To be clear, I think there should still be some sort of Snakefile and config file in the river-dl repo, I just don't think it should be project-specific. If someone using river-dl did want to see how to construct a Snakefile with gw loss functions, it might be nice to have an example in river-dl, but I'm not sure it should be the default. So I think there might be a few options:

  1. Remove your gw-specific Snakefile and config file from your local repo, add back the original Snakefile & config file to your local repo, commit & push (that should remove the modified Snakefile and config file from this PR)
  2. Comment out the lines that are specific to gw losses in the Snakefile / config file and try to get as close as possible to the original default Snakefile / config file
  3. Save the gw-specific Snakefile and config file as Snakefile_gw or something similar, and add back in the original Snakefile to your local repo. This way, the original Snakefile would still be in river-dl and people will have an example of what including gw losses would look like.

I think I'd prefer option 3, and then 1, and then 2. But it'd be good to hear what others think

janetrbarclay commented 3 years ago

It would be pretty easy to do option 3 and that makes sense to me. Having alternative snakefiles and config files could be a good strategy in general for demonstrating use of the less routine (or project-specific) features of river-dl. (Could be a way to demonstrate use of the command line training rule as well.)

janetrbarclay commented 3 years ago

@jzwart I've added back the existing Snakefile and config.yml and tagged the gw ones at Snakefile_gw and config_gw.yml. Let me know if there's anything else I missed for this PR.

jzwart commented 3 years ago

Thanks @janetrbarclay , I think it looks good to me!

janetrbarclay commented 3 years ago

@jzwart So is it good to merge? If so, how do we do that? I don't see a link for it so either I'm missing something or I don't have access to do it.

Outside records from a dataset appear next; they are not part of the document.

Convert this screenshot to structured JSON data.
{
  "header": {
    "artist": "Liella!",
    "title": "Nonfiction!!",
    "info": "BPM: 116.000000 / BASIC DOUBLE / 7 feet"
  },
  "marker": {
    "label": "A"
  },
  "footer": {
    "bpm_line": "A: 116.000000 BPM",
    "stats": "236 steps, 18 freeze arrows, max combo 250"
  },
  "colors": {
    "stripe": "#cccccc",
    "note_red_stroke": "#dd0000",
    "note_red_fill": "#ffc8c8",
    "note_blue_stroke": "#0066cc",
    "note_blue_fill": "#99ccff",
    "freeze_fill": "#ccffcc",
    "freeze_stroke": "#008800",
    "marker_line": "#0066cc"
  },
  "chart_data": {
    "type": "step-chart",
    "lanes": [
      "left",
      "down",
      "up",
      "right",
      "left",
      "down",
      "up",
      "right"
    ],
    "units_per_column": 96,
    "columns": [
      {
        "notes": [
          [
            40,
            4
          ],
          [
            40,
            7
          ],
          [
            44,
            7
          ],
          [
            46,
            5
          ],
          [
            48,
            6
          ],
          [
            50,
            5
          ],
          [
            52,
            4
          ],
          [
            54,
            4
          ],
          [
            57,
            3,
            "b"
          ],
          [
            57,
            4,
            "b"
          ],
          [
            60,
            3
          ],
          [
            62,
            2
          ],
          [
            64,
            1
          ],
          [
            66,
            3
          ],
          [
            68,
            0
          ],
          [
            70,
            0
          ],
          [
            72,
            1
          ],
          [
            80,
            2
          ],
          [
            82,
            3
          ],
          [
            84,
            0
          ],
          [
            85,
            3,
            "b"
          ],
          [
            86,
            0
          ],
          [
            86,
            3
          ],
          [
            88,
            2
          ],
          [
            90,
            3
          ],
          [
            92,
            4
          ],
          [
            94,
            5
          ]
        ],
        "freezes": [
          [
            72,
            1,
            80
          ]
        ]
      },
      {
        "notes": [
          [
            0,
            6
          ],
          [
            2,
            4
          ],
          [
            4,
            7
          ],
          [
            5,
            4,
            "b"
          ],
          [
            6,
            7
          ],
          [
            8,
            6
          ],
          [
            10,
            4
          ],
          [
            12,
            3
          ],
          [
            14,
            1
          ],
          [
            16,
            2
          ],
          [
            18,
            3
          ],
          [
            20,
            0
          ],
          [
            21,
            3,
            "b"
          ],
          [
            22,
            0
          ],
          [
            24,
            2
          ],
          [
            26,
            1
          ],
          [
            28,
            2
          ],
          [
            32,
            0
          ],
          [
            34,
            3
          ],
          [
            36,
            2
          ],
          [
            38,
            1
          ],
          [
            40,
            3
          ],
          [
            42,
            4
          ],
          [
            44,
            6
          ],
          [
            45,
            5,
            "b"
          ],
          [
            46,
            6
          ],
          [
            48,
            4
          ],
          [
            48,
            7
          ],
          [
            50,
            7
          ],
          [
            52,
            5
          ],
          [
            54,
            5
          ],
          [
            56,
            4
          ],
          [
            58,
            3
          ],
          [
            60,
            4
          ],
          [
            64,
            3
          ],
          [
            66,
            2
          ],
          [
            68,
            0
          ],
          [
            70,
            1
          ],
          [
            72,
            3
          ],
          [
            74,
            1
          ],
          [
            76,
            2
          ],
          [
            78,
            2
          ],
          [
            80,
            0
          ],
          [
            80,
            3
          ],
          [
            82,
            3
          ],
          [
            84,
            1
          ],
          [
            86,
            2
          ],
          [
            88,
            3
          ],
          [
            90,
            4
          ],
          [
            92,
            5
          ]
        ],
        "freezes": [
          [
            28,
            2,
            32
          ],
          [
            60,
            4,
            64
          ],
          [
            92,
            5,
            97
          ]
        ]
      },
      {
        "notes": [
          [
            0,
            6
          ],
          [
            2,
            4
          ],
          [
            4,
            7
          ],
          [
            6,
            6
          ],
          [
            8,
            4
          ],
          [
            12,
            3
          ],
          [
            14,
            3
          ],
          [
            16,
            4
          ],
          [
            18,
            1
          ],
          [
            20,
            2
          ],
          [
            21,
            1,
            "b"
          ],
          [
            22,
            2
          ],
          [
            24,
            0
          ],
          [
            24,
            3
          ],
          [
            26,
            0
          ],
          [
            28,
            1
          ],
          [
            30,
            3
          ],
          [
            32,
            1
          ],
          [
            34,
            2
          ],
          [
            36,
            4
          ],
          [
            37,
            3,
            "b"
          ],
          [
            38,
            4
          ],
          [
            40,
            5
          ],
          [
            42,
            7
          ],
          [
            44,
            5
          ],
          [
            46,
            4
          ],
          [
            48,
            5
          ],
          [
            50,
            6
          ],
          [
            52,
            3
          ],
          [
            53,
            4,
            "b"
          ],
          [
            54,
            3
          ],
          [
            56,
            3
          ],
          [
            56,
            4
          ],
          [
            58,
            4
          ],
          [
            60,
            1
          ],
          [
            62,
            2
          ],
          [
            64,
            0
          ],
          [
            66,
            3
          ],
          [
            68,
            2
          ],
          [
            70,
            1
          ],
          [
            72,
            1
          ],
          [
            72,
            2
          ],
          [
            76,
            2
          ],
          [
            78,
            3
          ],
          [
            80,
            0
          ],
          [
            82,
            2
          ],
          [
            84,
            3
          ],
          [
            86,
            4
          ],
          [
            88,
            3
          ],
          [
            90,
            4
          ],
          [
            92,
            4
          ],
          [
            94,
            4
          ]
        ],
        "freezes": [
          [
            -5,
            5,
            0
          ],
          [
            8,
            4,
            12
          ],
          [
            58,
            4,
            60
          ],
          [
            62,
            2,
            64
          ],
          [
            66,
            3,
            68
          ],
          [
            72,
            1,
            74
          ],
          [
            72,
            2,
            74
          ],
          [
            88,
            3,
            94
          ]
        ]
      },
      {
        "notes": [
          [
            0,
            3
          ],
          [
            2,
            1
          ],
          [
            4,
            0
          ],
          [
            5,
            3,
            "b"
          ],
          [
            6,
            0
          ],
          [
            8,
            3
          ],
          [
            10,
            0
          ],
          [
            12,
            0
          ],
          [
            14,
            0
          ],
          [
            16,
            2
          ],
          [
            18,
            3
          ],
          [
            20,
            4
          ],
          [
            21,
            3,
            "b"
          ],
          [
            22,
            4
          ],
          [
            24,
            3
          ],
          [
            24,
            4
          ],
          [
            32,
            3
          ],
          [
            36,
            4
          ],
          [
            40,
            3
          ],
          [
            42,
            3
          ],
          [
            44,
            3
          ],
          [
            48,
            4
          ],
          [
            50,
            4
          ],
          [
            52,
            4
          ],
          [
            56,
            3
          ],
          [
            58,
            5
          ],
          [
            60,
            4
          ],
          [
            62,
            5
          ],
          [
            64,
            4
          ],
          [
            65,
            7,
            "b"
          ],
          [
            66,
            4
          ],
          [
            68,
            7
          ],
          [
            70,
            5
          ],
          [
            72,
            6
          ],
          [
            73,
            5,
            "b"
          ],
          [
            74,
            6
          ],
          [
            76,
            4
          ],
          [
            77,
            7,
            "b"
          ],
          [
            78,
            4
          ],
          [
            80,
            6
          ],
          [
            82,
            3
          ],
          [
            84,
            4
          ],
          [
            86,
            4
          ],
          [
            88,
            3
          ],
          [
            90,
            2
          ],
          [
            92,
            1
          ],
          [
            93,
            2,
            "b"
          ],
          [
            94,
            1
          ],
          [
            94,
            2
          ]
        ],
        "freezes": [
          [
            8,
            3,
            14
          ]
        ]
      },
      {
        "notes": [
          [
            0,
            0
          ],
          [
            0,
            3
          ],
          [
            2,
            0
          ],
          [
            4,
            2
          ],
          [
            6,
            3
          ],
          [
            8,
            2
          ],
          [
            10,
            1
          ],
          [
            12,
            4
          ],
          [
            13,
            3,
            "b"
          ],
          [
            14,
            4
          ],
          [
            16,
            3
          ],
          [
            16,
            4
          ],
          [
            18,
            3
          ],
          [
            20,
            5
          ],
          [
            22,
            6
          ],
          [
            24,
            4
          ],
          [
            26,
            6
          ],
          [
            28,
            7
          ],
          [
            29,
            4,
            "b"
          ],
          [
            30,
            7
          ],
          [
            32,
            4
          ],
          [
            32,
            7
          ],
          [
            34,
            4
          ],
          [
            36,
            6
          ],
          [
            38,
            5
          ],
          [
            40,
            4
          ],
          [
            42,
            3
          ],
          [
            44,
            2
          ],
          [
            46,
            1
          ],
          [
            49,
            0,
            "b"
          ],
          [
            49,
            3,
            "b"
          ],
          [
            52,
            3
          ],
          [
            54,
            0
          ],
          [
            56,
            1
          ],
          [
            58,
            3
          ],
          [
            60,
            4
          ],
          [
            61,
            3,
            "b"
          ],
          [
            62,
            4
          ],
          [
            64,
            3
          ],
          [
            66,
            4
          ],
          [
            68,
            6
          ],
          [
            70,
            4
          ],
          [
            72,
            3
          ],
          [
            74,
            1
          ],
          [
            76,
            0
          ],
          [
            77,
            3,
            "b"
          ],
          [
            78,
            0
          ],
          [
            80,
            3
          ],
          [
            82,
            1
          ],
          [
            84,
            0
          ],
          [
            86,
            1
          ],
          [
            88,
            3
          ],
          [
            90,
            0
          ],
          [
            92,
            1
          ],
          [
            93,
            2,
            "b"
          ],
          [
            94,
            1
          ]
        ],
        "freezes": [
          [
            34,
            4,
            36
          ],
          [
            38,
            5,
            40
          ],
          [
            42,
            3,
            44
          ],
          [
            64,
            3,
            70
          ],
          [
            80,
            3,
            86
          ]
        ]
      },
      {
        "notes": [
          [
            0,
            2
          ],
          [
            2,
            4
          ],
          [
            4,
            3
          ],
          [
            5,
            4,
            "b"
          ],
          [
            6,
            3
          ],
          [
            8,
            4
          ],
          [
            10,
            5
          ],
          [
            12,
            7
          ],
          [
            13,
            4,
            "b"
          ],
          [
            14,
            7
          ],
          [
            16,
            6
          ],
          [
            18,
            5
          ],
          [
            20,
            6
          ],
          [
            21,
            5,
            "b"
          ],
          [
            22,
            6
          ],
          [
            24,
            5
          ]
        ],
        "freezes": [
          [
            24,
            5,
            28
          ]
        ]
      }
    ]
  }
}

jzwart commented 3 years ago

Yeah I think it's good to merge. @jsadler2 , is @janetrbarclay a collaborator on the repo and has merge privileges? I can merge otherwise

jzwart commented 3 years ago

pinging @jsadler2 on this again. You think it's alright to merge? and also curious why Janet can't merge

janetrbarclay commented 3 years ago

@jsadler2 I think I responded to all your comments. Let me know if there is anything I missed. My response about why the loss function isn't defined in the Snakefile isn't showing up on the Conversation tab, but it does show up on the "Files Changed" tab.

jsadler2 commented 3 years ago

@janetrbarclay - thanks for making those changes. I think it's good to merge, now. I will do that, since I think you can't for some reason.